6.8.8.2 Gruppen speichern und laden
Möchten Sie
eine von Ihnen angelegte Objektgruppe speichern, um sie später wieder zu
verwenden oder eine gespeicherte Objektgruppe erneut verwenden, wählen Sie im
Menü Einrichtung den Befehl Gruppe speichern... bzw.
Gruppe laden.... Sie können auch die Objektgruppe in einen Ordner des Objektverzeichnisses im Objekt-, Textur- und Materialkatalog ziehen.
Gehen Sie
über das Menü Einrichtung, indem Sie den Befehl Gruppe speichern... oder
Gruppe laden... anwählen, öffnen Sie jeweils eine zugehörige Dialogbox.
Nachdem Sie
eine Gruppe geladen und platziert haben, erscheint der
Selektionsrahmen um die Gruppe. Diese Gruppen haben die gleichen
Eigenschaften und lassen sich genauso wie alle anderen Objekte bearbeiten. Zum
Löschen einer abgespeicherten Gruppe markieren Sie in einer der Dialogboxen zuerst durch Anklicken die Datei,
unter der die Gruppe gespeichert wurde. Durch Drücken der Entf-Taste
wird die markierte Datei aus der Dialogbox gelöscht.
ZURÜCK NACH OBEN
oder
ZURÜCK ZUM KOMPLETTEN INHALTSVERZEICHNIS
(Startseite des VA Software Online Handbuches)

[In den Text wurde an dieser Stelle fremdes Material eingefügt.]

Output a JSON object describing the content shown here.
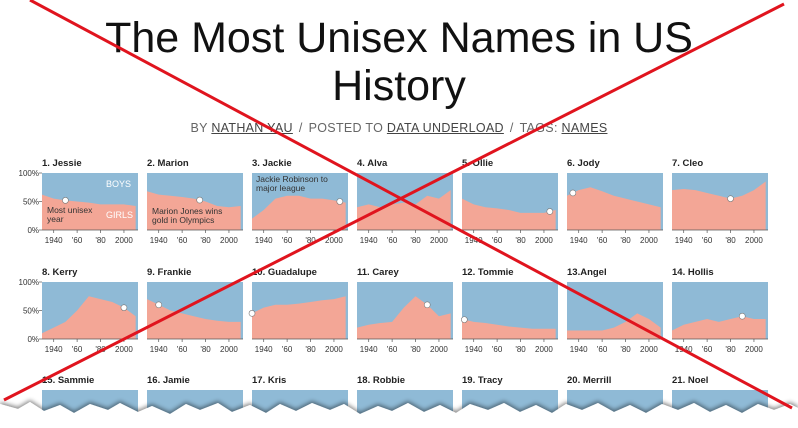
{
  "page": {
    "title": "The Most Unisex Names in US History",
    "byline": {
      "author_prefix": "BY",
      "author": "NATHAN YAU",
      "separator": "/",
      "posted_prefix": "POSTED TO",
      "category": "DATA UNDERLOAD",
      "tags_prefix": "TAGS:",
      "tag": "NAMES"
    },
    "style": {
      "boys_color": "#8fbad6",
      "girls_color": "#f3a696",
      "cross_color": "#e0141e"
    },
    "cut_off_titles": [
      "15. Sammie",
      "16. Jamie",
      "17. Kris",
      "18. Robbie",
      "19. Tracy",
      "20. Merrill",
      "21. Noel"
    ]
  },
  "chart_data": [
    {
      "type": "area",
      "title": "1. Jessie",
      "x": [
        1930,
        1940,
        1950,
        1960,
        1970,
        1980,
        1990,
        2000,
        2010
      ],
      "values": [
        62,
        55,
        52,
        50,
        48,
        45,
        45,
        45,
        42
      ],
      "highlight_x": 1950,
      "ylim": [
        0,
        100
      ],
      "xlim": [
        1930,
        2012
      ],
      "yticks": [
        {
          "value": 0,
          "label": "0%"
        },
        {
          "value": 50,
          "label": "50%"
        },
        {
          "value": 100,
          "label": "100%"
        }
      ],
      "xticks": [
        1940,
        {
          "value": 1960,
          "label": "'60"
        },
        {
          "value": 1980,
          "label": "'80"
        },
        2000
      ],
      "annotations": [
        "BOYS",
        "GIRLS",
        "Most unisex year"
      ]
    },
    {
      "type": "area",
      "title": "2. Marion",
      "x": [
        1930,
        1940,
        1950,
        1960,
        1970,
        1980,
        1990,
        2000,
        2010
      ],
      "values": [
        68,
        62,
        60,
        58,
        55,
        50,
        42,
        40,
        42
      ],
      "highlight_x": 1975,
      "ylim": [
        0,
        100
      ],
      "xlim": [
        1930,
        2012
      ],
      "xticks": [
        1940,
        {
          "value": 1960,
          "label": "'60"
        },
        {
          "value": 1980,
          "label": "'80"
        },
        2000
      ],
      "annotations": [
        "Marion Jones wins gold in Olympics"
      ]
    },
    {
      "type": "area",
      "title": "3. Jackie",
      "x": [
        1930,
        1940,
        1950,
        1960,
        1970,
        1980,
        1990,
        2000,
        2010
      ],
      "values": [
        20,
        35,
        55,
        60,
        60,
        55,
        55,
        52,
        48
      ],
      "highlight_x": 2005,
      "ylim": [
        0,
        100
      ],
      "xlim": [
        1930,
        2012
      ],
      "xticks": [
        1940,
        {
          "value": 1960,
          "label": "'60"
        },
        {
          "value": 1980,
          "label": "'80"
        },
        2000
      ],
      "annotations": [
        "Jackie Robinson to major league"
      ]
    },
    {
      "type": "area",
      "title": "4. Alva",
      "x": [
        1930,
        1940,
        1950,
        1960,
        1970,
        1980,
        1990,
        2000,
        2010
      ],
      "values": [
        40,
        45,
        40,
        45,
        48,
        45,
        60,
        55,
        70
      ],
      "ylim": [
        0,
        100
      ],
      "xlim": [
        1930,
        2012
      ],
      "xticks": [
        1940,
        {
          "value": 1960,
          "label": "'60"
        },
        {
          "value": 1980,
          "label": "'80"
        },
        2000
      ]
    },
    {
      "type": "area",
      "title": "5. Ollie",
      "x": [
        1930,
        1940,
        1950,
        1960,
        1970,
        1980,
        1990,
        2000,
        2010
      ],
      "values": [
        55,
        45,
        40,
        38,
        35,
        30,
        30,
        30,
        35
      ],
      "highlight_x": 2005,
      "ylim": [
        0,
        100
      ],
      "xlim": [
        1930,
        2012
      ],
      "xticks": [
        1940,
        {
          "value": 1960,
          "label": "'60"
        },
        {
          "value": 1980,
          "label": "'80"
        },
        2000
      ]
    },
    {
      "type": "area",
      "title": "6. Jody",
      "x": [
        1930,
        1940,
        1950,
        1960,
        1970,
        1980,
        1990,
        2000,
        2010
      ],
      "values": [
        60,
        70,
        75,
        68,
        60,
        55,
        50,
        45,
        40
      ],
      "highlight_x": 1935,
      "ylim": [
        0,
        100
      ],
      "xlim": [
        1930,
        2012
      ],
      "xticks": [
        1940,
        {
          "value": 1960,
          "label": "'60"
        },
        {
          "value": 1980,
          "label": "'80"
        },
        2000
      ]
    },
    {
      "type": "area",
      "title": "7. Cleo",
      "x": [
        1930,
        1940,
        1950,
        1960,
        1970,
        1980,
        1990,
        2000,
        2010
      ],
      "values": [
        70,
        72,
        70,
        65,
        60,
        55,
        60,
        70,
        85
      ],
      "highlight_x": 1980,
      "ylim": [
        0,
        100
      ],
      "xlim": [
        1930,
        2012
      ],
      "xticks": [
        1940,
        {
          "value": 1960,
          "label": "'60"
        },
        {
          "value": 1980,
          "label": "'80"
        },
        2000
      ]
    },
    {
      "type": "area",
      "title": "8. Kerry",
      "x": [
        1930,
        1940,
        1950,
        1960,
        1970,
        1980,
        1990,
        2000,
        2010
      ],
      "values": [
        10,
        20,
        30,
        50,
        75,
        70,
        65,
        55,
        40
      ],
      "highlight_x": 2000,
      "ylim": [
        0,
        100
      ],
      "xlim": [
        1930,
        2012
      ],
      "yticks": [
        {
          "value": 0,
          "label": "0%"
        },
        {
          "value": 50,
          "label": "50%"
        },
        {
          "value": 100,
          "label": "100%"
        }
      ],
      "xticks": [
        1940,
        {
          "value": 1960,
          "label": "'60"
        },
        {
          "value": 1980,
          "label": "'80"
        },
        2000
      ]
    },
    {
      "type": "area",
      "title": "9. Frankie",
      "x": [
        1930,
        1940,
        1950,
        1960,
        1970,
        1980,
        1990,
        2000,
        2010
      ],
      "values": [
        70,
        60,
        50,
        45,
        40,
        35,
        32,
        30,
        30
      ],
      "highlight_x": 1940,
      "ylim": [
        0,
        100
      ],
      "xlim": [
        1930,
        2012
      ],
      "xticks": [
        1940,
        {
          "value": 1960,
          "label": "'60"
        },
        {
          "value": 1980,
          "label": "'80"
        },
        2000
      ]
    },
    {
      "type": "area",
      "title": "10. Guadalupe",
      "x": [
        1930,
        1940,
        1950,
        1960,
        1970,
        1980,
        1990,
        2000,
        2010
      ],
      "values": [
        45,
        55,
        60,
        60,
        62,
        65,
        68,
        70,
        75
      ],
      "highlight_x": 1930,
      "ylim": [
        0,
        100
      ],
      "xlim": [
        1930,
        2012
      ],
      "xticks": [
        1940,
        {
          "value": 1960,
          "label": "'60"
        },
        {
          "value": 1980,
          "label": "'80"
        },
        2000
      ]
    },
    {
      "type": "area",
      "title": "11. Carey",
      "x": [
        1930,
        1940,
        1950,
        1960,
        1970,
        1980,
        1990,
        2000,
        2010
      ],
      "values": [
        20,
        25,
        28,
        30,
        55,
        75,
        60,
        40,
        45
      ],
      "highlight_x": 1990,
      "ylim": [
        0,
        100
      ],
      "xlim": [
        1930,
        2012
      ],
      "xticks": [
        1940,
        {
          "value": 1960,
          "label": "'60"
        },
        {
          "value": 1980,
          "label": "'80"
        },
        2000
      ]
    },
    {
      "type": "area",
      "title": "12. Tommie",
      "x": [
        1930,
        1940,
        1950,
        1960,
        1970,
        1980,
        1990,
        2000,
        2010
      ],
      "values": [
        35,
        30,
        28,
        25,
        22,
        20,
        18,
        18,
        18
      ],
      "highlight_x": 1932,
      "ylim": [
        0,
        100
      ],
      "xlim": [
        1930,
        2012
      ],
      "xticks": [
        1940,
        {
          "value": 1960,
          "label": "'60"
        },
        {
          "value": 1980,
          "label": "'80"
        },
        2000
      ]
    },
    {
      "type": "area",
      "title": "13.Angel",
      "x": [
        1930,
        1940,
        1950,
        1960,
        1970,
        1980,
        1990,
        2000,
        2010
      ],
      "values": [
        15,
        15,
        15,
        15,
        20,
        30,
        45,
        35,
        20
      ],
      "ylim": [
        0,
        100
      ],
      "xlim": [
        1930,
        2012
      ],
      "xticks": [
        1940,
        {
          "value": 1960,
          "label": "'60"
        },
        {
          "value": 1980,
          "label": "'80"
        },
        2000
      ]
    },
    {
      "type": "area",
      "title": "14. Hollis",
      "x": [
        1930,
        1940,
        1950,
        1960,
        1970,
        1980,
        1990,
        2000,
        2010
      ],
      "values": [
        15,
        25,
        30,
        35,
        30,
        35,
        40,
        35,
        35
      ],
      "highlight_x": 1990,
      "ylim": [
        0,
        100
      ],
      "xlim": [
        1930,
        2012
      ],
      "xticks": [
        1940,
        {
          "value": 1960,
          "label": "'60"
        },
        {
          "value": 1980,
          "label": "'80"
        },
        2000
      ]
    }
  ]
}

6.8.8.2.1 Dialogbox "Gruppeneinstellungen"
Haben Sie
mehrere Objekte oder auch Gruppen zu einer Gruppe bzw. zu einer Übergruppe
zusammengefasst, können Sie durch Doppelklicken auf eines der Objekte
dieser Gruppe Einstellungen für die gesamte Gruppe vornehmen. Es erscheint
folgende Dialogbox.

Fig 6.28
Gruppeneinstellungen
Diese
Dialogbox ist nahezu identisch mit der Objekteinstellungen Dialogbox. In diesem
Abschnitt werden lediglich die Unterschiede beschrieben, die Gemeinsamkeiten
lesen Sie bitte im Abschnitt über Objekteinstellungen
nach. Wie bei Objekten erscheint das Register Lichtquellen nur, wenn mindestens eine Lichtquelle in der Gruppe definiert ist. Ganz oben im Register Allgemein erscheint
ein Eingabefeld, in dem Sie der Gruppe einen
Namen geben können. Voreingestellt ist <Gruppe ohne Namen>. Die anderen Eingaben in der Dialogbox beziehen sich nun nicht auf ein
einzelnes Objekt wie bei den Objekteinstellungen, sondern auf alle
Objekte zusammen. So beschreibt der Bereich Abmessungen nicht die
Ausdehnung eines Objektes dieser Gruppe, sondern die Ausdehnung der gesamten
Gruppe in Breite, Länge und Höhe. Wenn Sie Angaben zu den Lichtquellen machen, werden
diese Angaben für alle Lampen, die in dieser Gruppe vorhanden sind, verwendet.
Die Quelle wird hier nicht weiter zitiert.